So, these are some of the factors. There’s social, in terms of the autism advocacy from the community, who wish to be understood and treated, often, differently, and they don’t want to be talked about. They want to be talked with. They don’t want to be treated on. They want to be supported with, as it were. So, a much more participatory approach that they’re – and of course, this is happening across medicine, but it’s particularly pointed here. And so, we have this combination of the scientific paradigm that is, as it were, under internal, I would say internal stress, and often, those are moments when science comes up with new innovations. And I think we are in one of those exciting periods now, alongside of which the neurodiversity and autism community gives us an extra dimension to think about as we go forward.

[00:16:05.380] Jo Carlowe: So, just to, sort of, summarise, so we have autism as a clinical concept, autism as an administrative term, used as a gateway to access services, and autism as self-identification, which advocates for a de-pathologized concept of autism. So, can these different realities co-exist? And I want to quote something from your paper, ‘cause your paper talks of the risk of “fragmentation,” and “the loss of a common language,” which you referred to just before. Why does this matter? Why does it matter to have a common language?

[00:16:41.880] Professor Jonathan Green: It is characteristic, of course, of the current time, that there is vigorous debate, but also, often, oppositional debate and divisions and position taking. We’re all familiar with the culture wars and the, kind of, the sense of positions being taken and divisiveness, and this has certainly affected some of the discussion around autism in recent years.

Does this matter? Well, I think it really does matter a lot. You know, we are having, as Clinicians, to, sort of, rethink our relationship to what we thought of as autism and autistic people and you’re right to say that a lot of the autistic community argue for a, what they call a de-pathologized autism. In other words, autism as an idea, or concept, shouldn’t be thought of as a disorder. And yet, in our clinics, the kind of children and families who come to us are in great distress, are really struggling, often, and, you know, any Clinician who’s worked in services with autism knows the real stress and distress and disability that can occur in our clinical cohorts.

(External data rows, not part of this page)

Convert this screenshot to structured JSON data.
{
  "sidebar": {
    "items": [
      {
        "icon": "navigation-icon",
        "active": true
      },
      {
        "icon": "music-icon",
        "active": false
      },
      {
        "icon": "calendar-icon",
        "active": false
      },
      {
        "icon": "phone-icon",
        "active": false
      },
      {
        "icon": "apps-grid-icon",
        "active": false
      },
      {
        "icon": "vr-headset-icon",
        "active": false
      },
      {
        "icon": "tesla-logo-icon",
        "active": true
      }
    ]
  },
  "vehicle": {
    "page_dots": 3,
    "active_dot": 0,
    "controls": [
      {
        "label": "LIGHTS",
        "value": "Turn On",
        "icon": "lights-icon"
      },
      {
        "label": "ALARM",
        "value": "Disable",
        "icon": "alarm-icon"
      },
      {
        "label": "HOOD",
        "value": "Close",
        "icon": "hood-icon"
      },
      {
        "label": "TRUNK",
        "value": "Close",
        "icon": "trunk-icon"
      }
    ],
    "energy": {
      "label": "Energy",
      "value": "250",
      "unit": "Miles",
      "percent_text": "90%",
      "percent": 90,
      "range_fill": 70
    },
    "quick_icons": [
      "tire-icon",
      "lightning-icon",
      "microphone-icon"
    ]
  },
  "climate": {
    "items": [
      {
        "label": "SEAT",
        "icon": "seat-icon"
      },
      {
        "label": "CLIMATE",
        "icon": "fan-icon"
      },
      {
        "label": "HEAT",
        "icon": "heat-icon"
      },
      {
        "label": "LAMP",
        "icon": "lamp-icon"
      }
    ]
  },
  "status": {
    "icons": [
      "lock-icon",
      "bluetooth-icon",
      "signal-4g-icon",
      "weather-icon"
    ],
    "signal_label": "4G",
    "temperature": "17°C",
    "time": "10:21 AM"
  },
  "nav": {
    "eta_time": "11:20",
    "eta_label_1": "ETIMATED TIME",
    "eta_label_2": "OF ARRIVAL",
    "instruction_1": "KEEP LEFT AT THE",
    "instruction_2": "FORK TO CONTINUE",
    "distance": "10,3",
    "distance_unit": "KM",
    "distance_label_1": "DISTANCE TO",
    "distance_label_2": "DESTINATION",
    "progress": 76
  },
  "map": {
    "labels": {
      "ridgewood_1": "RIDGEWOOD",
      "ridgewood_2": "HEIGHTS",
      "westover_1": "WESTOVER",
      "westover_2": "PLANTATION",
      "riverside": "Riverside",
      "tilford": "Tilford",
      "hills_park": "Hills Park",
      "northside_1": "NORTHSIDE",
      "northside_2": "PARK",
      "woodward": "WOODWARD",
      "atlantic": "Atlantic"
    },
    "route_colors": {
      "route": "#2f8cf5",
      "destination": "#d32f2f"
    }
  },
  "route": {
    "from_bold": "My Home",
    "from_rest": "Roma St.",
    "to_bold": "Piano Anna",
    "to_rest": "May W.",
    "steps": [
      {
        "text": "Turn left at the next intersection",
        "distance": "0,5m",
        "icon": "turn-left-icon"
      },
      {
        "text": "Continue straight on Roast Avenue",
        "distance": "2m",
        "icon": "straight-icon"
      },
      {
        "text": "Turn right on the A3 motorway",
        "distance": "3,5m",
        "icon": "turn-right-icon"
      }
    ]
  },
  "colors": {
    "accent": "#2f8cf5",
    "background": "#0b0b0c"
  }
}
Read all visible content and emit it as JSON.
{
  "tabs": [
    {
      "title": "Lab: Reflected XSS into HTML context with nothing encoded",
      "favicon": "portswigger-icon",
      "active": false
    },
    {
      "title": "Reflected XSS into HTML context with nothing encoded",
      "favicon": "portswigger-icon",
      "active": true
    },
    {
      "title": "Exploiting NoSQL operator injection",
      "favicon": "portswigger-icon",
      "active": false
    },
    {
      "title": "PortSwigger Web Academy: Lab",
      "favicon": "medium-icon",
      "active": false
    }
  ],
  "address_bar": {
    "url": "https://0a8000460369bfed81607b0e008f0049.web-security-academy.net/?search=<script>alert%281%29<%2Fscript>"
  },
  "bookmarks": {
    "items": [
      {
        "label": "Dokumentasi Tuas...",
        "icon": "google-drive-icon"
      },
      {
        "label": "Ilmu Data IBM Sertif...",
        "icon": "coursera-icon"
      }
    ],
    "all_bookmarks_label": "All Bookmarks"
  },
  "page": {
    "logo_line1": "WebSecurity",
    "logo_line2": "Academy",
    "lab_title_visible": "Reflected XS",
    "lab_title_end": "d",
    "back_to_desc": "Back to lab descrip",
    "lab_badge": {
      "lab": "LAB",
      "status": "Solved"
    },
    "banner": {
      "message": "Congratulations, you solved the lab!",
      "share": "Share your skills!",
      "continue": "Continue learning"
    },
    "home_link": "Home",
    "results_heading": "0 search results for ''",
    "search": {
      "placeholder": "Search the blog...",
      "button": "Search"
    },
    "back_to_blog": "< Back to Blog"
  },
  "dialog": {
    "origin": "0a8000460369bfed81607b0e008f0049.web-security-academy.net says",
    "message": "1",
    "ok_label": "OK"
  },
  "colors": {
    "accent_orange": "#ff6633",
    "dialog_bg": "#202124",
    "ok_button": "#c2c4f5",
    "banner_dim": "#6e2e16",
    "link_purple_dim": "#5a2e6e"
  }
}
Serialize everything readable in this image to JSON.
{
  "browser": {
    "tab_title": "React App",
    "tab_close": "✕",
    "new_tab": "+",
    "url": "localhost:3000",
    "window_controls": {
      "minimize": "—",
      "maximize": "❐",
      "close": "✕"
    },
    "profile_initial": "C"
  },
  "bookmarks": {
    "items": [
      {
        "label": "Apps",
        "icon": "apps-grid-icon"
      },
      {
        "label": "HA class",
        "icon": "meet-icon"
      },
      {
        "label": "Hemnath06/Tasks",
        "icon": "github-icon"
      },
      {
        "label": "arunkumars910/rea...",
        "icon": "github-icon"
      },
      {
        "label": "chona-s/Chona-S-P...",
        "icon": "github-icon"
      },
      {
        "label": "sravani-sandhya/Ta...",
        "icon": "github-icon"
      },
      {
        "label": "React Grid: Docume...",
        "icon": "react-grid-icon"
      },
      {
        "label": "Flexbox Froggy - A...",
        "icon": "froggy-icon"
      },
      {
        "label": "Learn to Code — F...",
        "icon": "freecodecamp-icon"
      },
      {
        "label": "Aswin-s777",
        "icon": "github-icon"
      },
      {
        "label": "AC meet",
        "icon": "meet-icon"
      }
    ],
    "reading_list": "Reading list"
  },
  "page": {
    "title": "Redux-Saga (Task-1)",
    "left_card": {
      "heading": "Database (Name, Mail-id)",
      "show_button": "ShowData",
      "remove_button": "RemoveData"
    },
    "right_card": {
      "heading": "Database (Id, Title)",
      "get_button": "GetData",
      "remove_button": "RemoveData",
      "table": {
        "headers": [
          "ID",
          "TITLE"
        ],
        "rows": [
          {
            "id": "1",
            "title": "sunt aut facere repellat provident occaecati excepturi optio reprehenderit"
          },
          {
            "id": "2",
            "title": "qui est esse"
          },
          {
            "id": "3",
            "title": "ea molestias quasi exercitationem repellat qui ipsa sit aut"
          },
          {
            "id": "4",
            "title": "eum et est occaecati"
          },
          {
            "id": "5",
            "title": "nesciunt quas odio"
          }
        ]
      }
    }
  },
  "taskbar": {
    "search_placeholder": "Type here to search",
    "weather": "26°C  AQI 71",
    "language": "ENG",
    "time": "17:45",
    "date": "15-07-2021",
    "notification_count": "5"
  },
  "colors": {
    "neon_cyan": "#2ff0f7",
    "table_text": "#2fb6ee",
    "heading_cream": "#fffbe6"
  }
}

The danger is that we – the clinical reality that we see gets divorced from this notion of a de-pathologized autism and there is just an issue of healthcare legitimacy here, which is that a lot of the autistic community have argued that because they want to see – they want to argue for a de-pathologized autism, that means that we shouldn’t be treating autism. And there’s been a lot of argument focused on whether treatment should happen at all, and this relates to all sorts of other issues around eugenics and a sense of trying to do away with autism. So, that is – some of the concern from the community has been that, that there – that “You’re trying to do away with us.”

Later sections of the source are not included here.